I want to use a regex to extract the foo bar.

I'm using this currently, but it's not working

typesRegex = re.compile('<\w+>(\w+)<\w+>')
typesRegex.match(testStr)

why?

praks5432
  • 7,246
  • 32
  • 91
  • 156
  • 1
    If you plan on parsing HTML with regular expressions besides this example, please [read this](http://stackoverflow.com/questions/1732348/regex-match-open-tags-except-xhtml-self-contained-tags) and google why it's a bad idea if you still think you should do it. – msvalkon Feb 14 '14 at 08:12
  • 1
    @msvalkon: That's very true, though that post is not the most helpful. I think [this one](http://stackoverflow.com/a/1758162) from the same question is more informative, if not famous. – icktoofay Feb 14 '14 at 08:13
  • @icktoofay there are however plenty of differing answers in that question, which I think make it a good resource. Fixed the link to point to the question and not the answer. – msvalkon Feb 14 '14 at 08:16
  • I wasn't planning on parsing html with regexes – praks5432 Feb 14 '14 at 17:52

2 Answers2

1

Because \w does not match space.

foo bar contains a spaces.

Also </TEST> contains / which neither does not match \w.

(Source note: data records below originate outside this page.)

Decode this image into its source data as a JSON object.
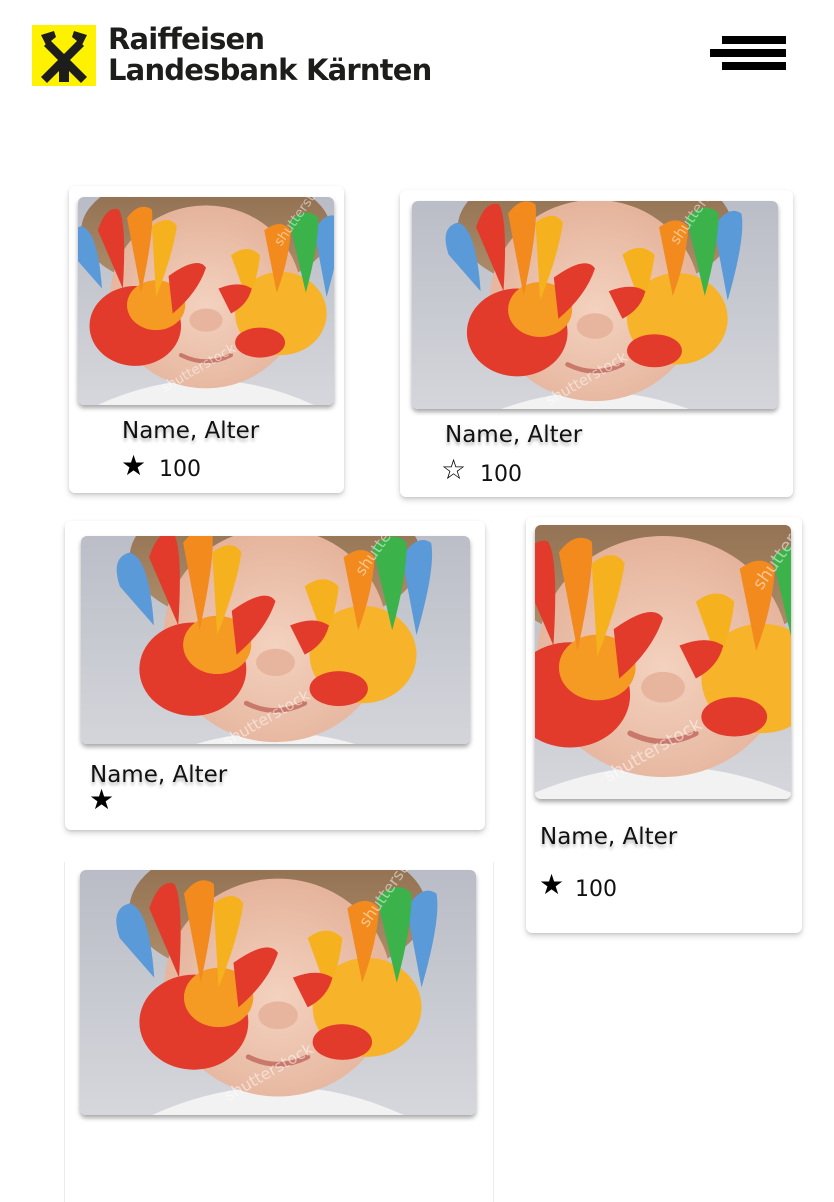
{
  "header": {
    "logo": {
      "line1": "Raiffeisen",
      "line2": "Landesbank Kärnten",
      "icon": "raiffeisen-crossed-horse-heads-icon",
      "brand_yellow": "#fff200",
      "brand_dark": "#1d1d1b"
    },
    "menu_icon": "hamburger-menu-icon"
  },
  "cards": [
    {
      "name": "Name, Alter",
      "star": "★",
      "star_state": "filled",
      "score": "100",
      "photo": "child-painted-hands-photo"
    },
    {
      "name": "Name, Alter",
      "star": "☆",
      "star_state": "outline",
      "score": "100",
      "photo": "child-painted-hands-photo"
    },
    {
      "name": "Name, Alter",
      "star": "★",
      "star_state": "filled",
      "photo": "child-painted-hands-photo"
    },
    {
      "name": "Name, Alter",
      "star": "★",
      "star_state": "filled",
      "score": "100",
      "photo": "child-painted-hands-photo"
    },
    {
      "photo": "child-painted-hands-photo"
    }
  ]
}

>>> re.match(r'<\w+>([\w\s]+)</\w+>', '<TEST>foo bar</TEST>')
<_sre.SRE_Match object at 0x0000000002AFDBE8>
>>> _.groups()
('foo bar',)
falsetru
  • 357,413
  • 63
  • 732
  • 636
0

This regex is more flexible and conceptually simple: "until the beginning of the next opening angle bracket"

>>> import re                     
>>> r = re.compile(r'<test>([^<]*)</test>', re.I)
>>> r.search("<TEST>foo bar </test>").group(1)
'foo bar '
>>> r.search("<TEST>Charles Camille Saint-Saens</test>").group(1)
'Charles Camille Saint-Saens'

You should note that \w will match to none of - % @ etc etc...

You have already received many comments to discourage you from parsing HTML by yourself. But I posted this answer of mine in hope that you get the idea of application of finite state machine in parsing texts. HTH

nodakai
  • 7,773
  • 3
  • 30
  • 60